4) In contrast, in fast-paced thrillers and adventure novels, you want to make those scene-ending events unmistakably dramatic, so that the reader has no doubt that This Is Important Right Now. Again, placement at the end will help accomplish this, but that’s not enough. You need perhaps more dramatic language and description around it, maybe even dramatic pronouncements like, “He was the last man she wanted to see,” or “Mark didn’t have any choice. He had to stop that explosion.” This is somewhere detail really matters, so write the scene and the event, then go back and think about whether you want the light translucent or glaring, and if you want him to jam his hands in his pocket or grab that hammer, or if the object is described as smooth or bulky. Your choice of details can actually help the reader know whether to linger here or pelt onward to the next scene.
5) For real drama (a turning point or a cliffhanger), create an event that poses the question and then have a chapter break; that is, place this not just at the end of a scene but at the end of the chapter, so that reader feels that frenetic frustration as the white space at the end of the chapter becomes an obstacle to Finding Out. That is a mark of fast pace—that the reader wants desperately to Find Out.
6) With a fast-paced novel, you do probably want to answer that question or complete that action or show the reaction soon—definitely in the next scene, maybe in the first part of the scene. Why? Well, the point isn’t to frustrate and enmesh the reader, but to keep the reader moving on, so there should be an expectation of another event, another question, another cliffhanger, coming up quickly. So resolving the previous scene’s question makes way for the next one.
Oh, you’re probably noticing an opportunity here—if you want to pull an end run, a reversal, a trick, play with this. Say at end of Chapter 14, someone is arrested for the murder. You can keep the reader reading past this seeming conclusion first by having the arrest happen at the end of the chapter rather than the beginning of the next, that is, the arrest is the question, not the answer. Also you can play with the convention (and signal that This Isn’t It) by suspending (postponing) the actual consequence, by waiting till the start of the new scene not to resolve this (protagonist breathes a sigh of relief) but to plant doubts (protagonist is haunted by the one thread that wasn’t wrapped up). That sets up the dread in the reader that something is wrong, that this isn’t finished… but she’ll have to keep reading to find out.
Okay, those are just some thoughts. Notice I’m not focusing much at all on what the events ought to be, rather more about placement and presentation. That’s because I think those are key to pacing, and fortunately, are easy to manipulate.
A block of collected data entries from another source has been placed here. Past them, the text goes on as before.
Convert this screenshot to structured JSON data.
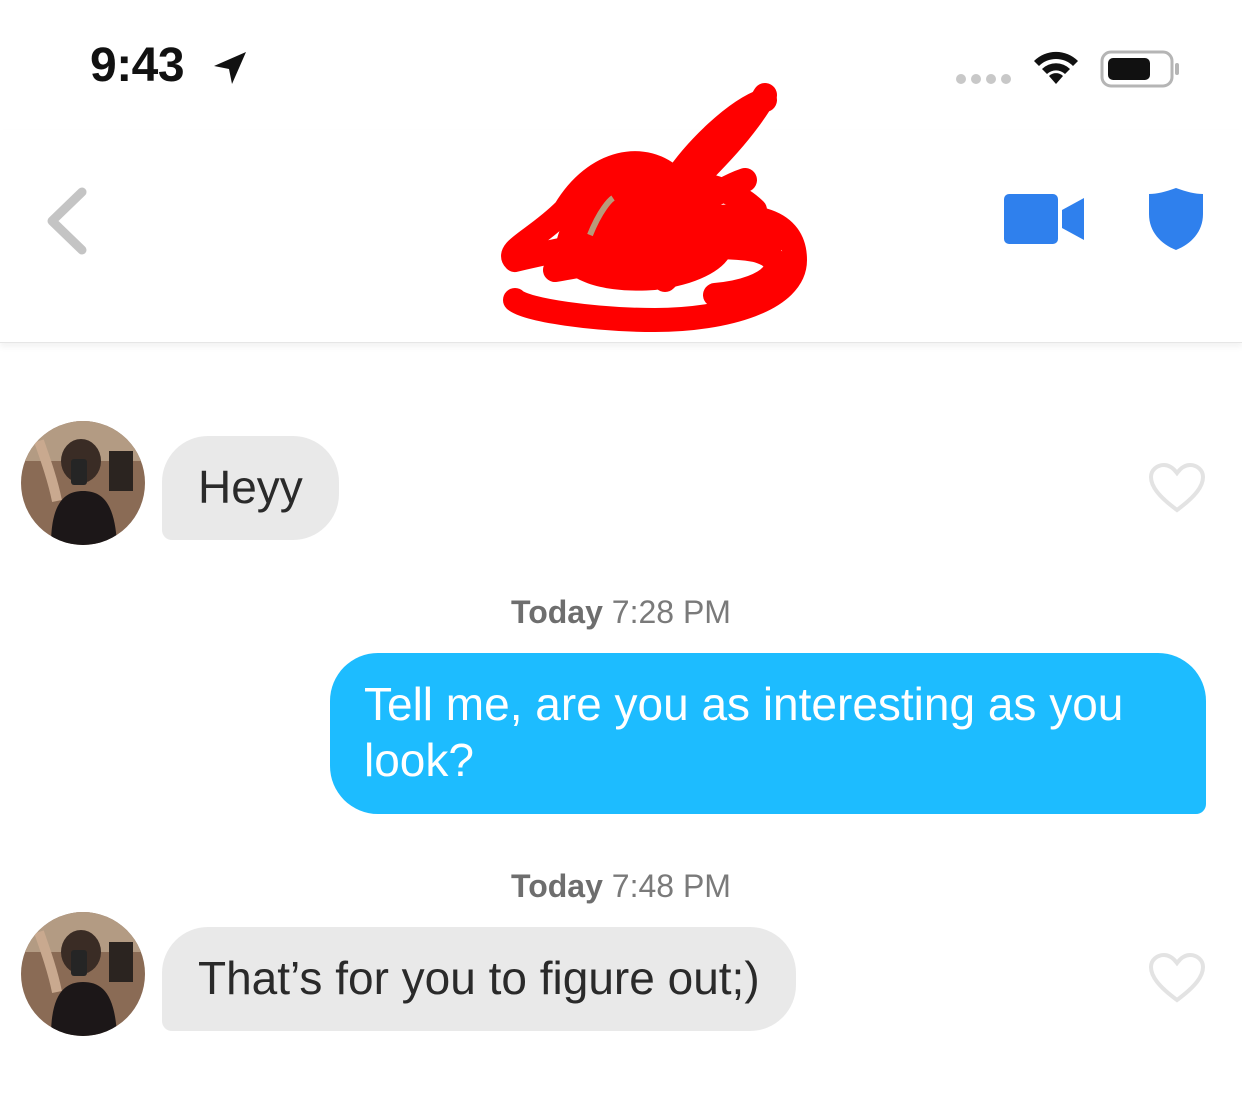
{
  "status_bar": {
    "time": "9:43",
    "location_icon": "location-arrow-icon",
    "signal_icon": "signal-dots-icon",
    "wifi_icon": "wifi-icon",
    "battery_icon": "battery-icon"
  },
  "header": {
    "back_icon": "chevron-left-icon",
    "video_icon": "video-camera-icon",
    "shield_icon": "shield-icon",
    "accent_color": "#2f80ed"
  },
  "messages": [
    {
      "direction": "incoming",
      "text": "Heyy"
    },
    {
      "direction": "timestamp",
      "day": "Today",
      "time": "7:28 PM"
    },
    {
      "direction": "outgoing",
      "text": "Tell me, are you as interesting as you look?"
    },
    {
      "direction": "timestamp",
      "day": "Today",
      "time": "7:48 PM"
    },
    {
      "direction": "incoming",
      "text": "That’s for you to figure out;)"
    }
  ],
  "colors": {
    "incoming_bubble": "#e9e9e9",
    "outgoing_bubble": "#1dbcff",
    "redaction": "#ff0000"
  }
}
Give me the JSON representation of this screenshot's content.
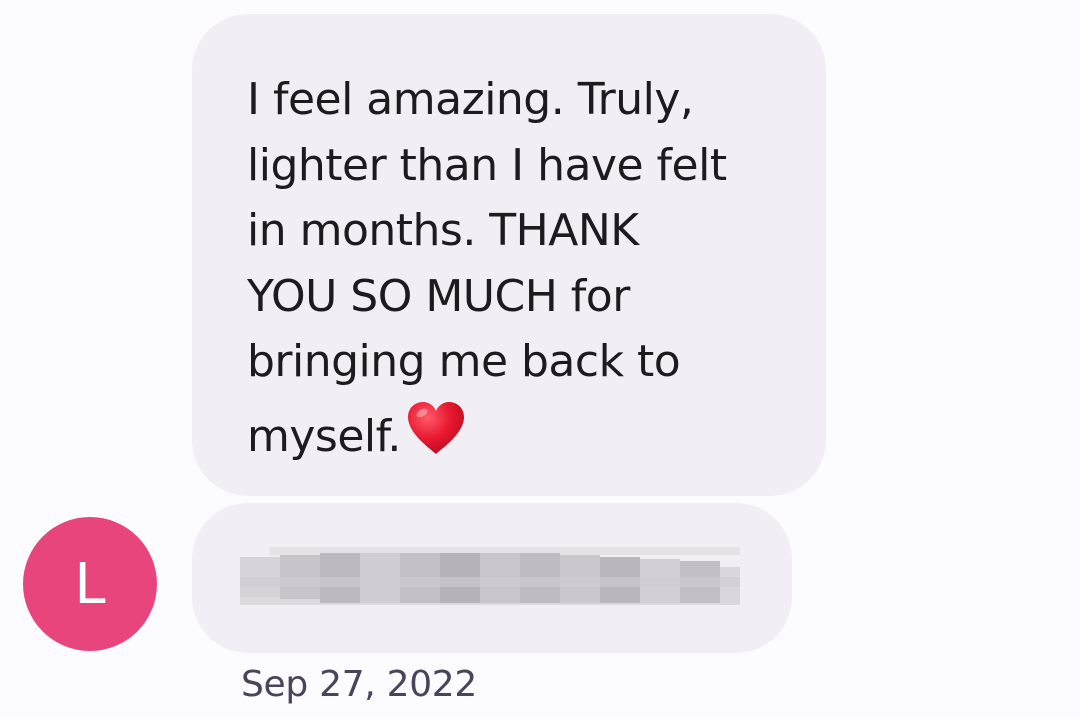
{
  "conversation": {
    "incoming_message": {
      "text": "I feel amazing. Truly,\nlighter than I have felt\nin months. THANK\nYOU SO MUCH for\nbringing me back to\nmyself.",
      "emoji": "heart-emoji"
    },
    "redacted_message": {
      "note": ""
    },
    "sender": {
      "initial": "L",
      "avatar_color": "#e8457d"
    },
    "timestamp": "Sep 27, 2022"
  },
  "colors": {
    "background": "#fcfbff",
    "bubble": "#f1eff5",
    "text": "#1d1b20",
    "heart": "#e8182f"
  }
}
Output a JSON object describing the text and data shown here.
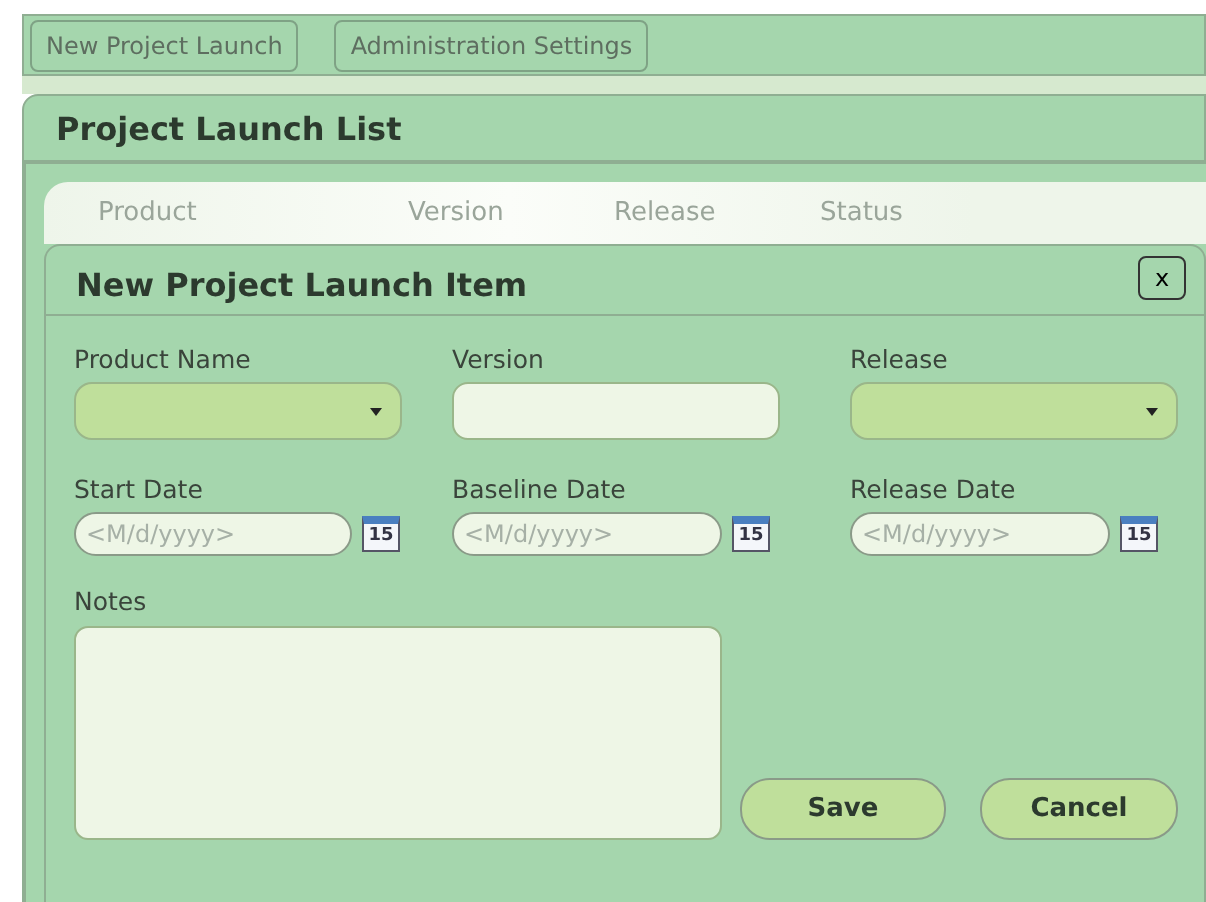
{
  "toolbar": {
    "buttons": [
      "New Project Launch",
      "Administration Settings"
    ]
  },
  "panel": {
    "title": "Project Launch List",
    "columns": [
      "Product",
      "Version",
      "Release",
      "Status"
    ]
  },
  "dialog": {
    "title": "New Project Launch Item",
    "close": "x",
    "rows": [
      [
        {
          "kind": "dropdown",
          "label": "Product Name"
        },
        {
          "kind": "text",
          "label": "Version"
        },
        {
          "kind": "dropdown",
          "label": "Release"
        }
      ],
      [
        {
          "kind": "date",
          "label": "Start Date",
          "placeholder": "<M/d/yyyy>",
          "calendar_day": "15"
        },
        {
          "kind": "date",
          "label": "Baseline Date",
          "placeholder": "<M/d/yyyy>",
          "calendar_day": "15"
        },
        {
          "kind": "date",
          "label": "Release Date",
          "placeholder": "<M/d/yyyy>",
          "calendar_day": "15"
        }
      ]
    ],
    "notes_label": "Notes",
    "buttons": [
      "Save",
      "Cancel"
    ]
  }
}
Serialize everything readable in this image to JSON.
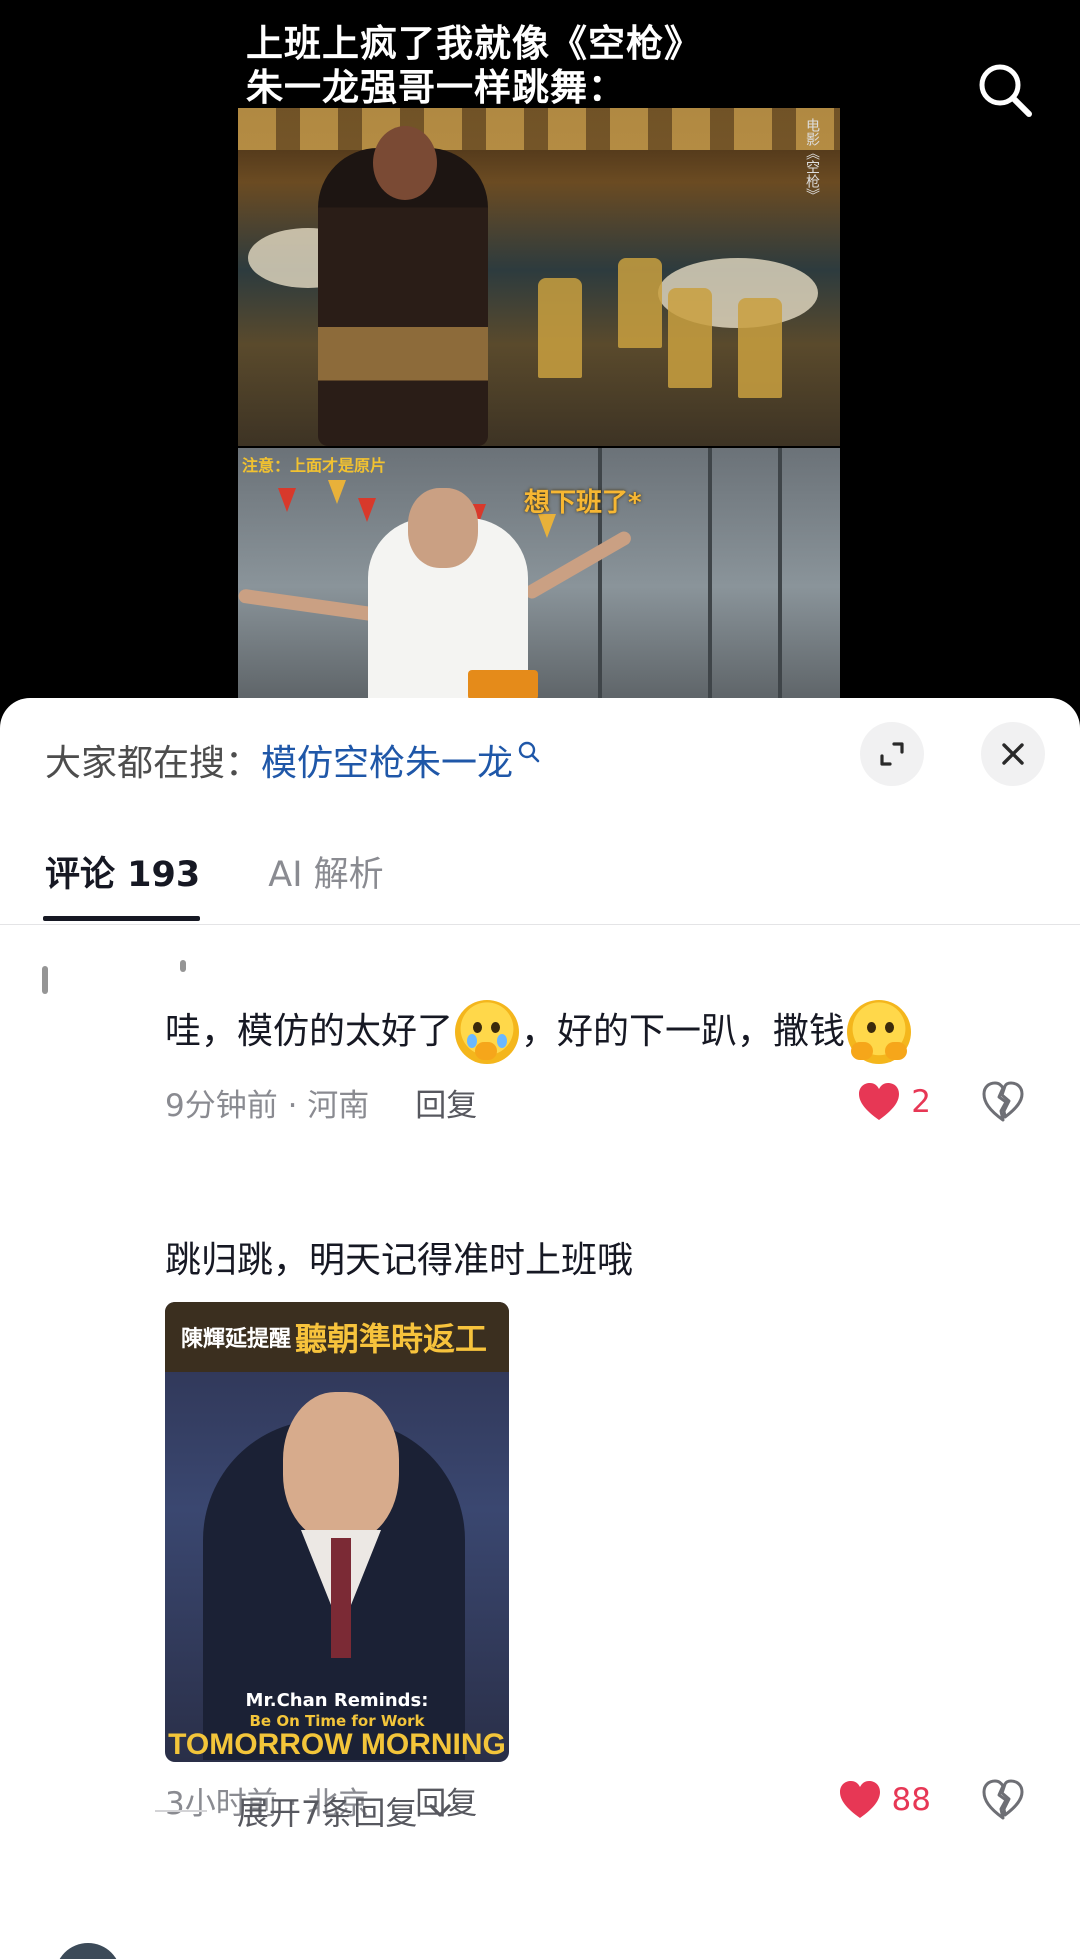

We are fortunate that we have readers well-trained in “story grammar,” who respond with gratifying swiftness and accuracy to structural cues. So, as always, figure out what works for you when you’re reading—what makes you frantically flip that page, or linger and re-read—and apply that knowledge to your own story. Pacing isn’t really about WHAT happens, but how whatever happens is presented, and while your muse and id and dark inner demons might dictate the what (and many thanks for that!), your conscious mind can be in control of the how.
Let’s think of “deceptively trivial but actually important” events for the measured pace, and maybe some “question-creating events” for the faster pace. Thoughts? Suggestions?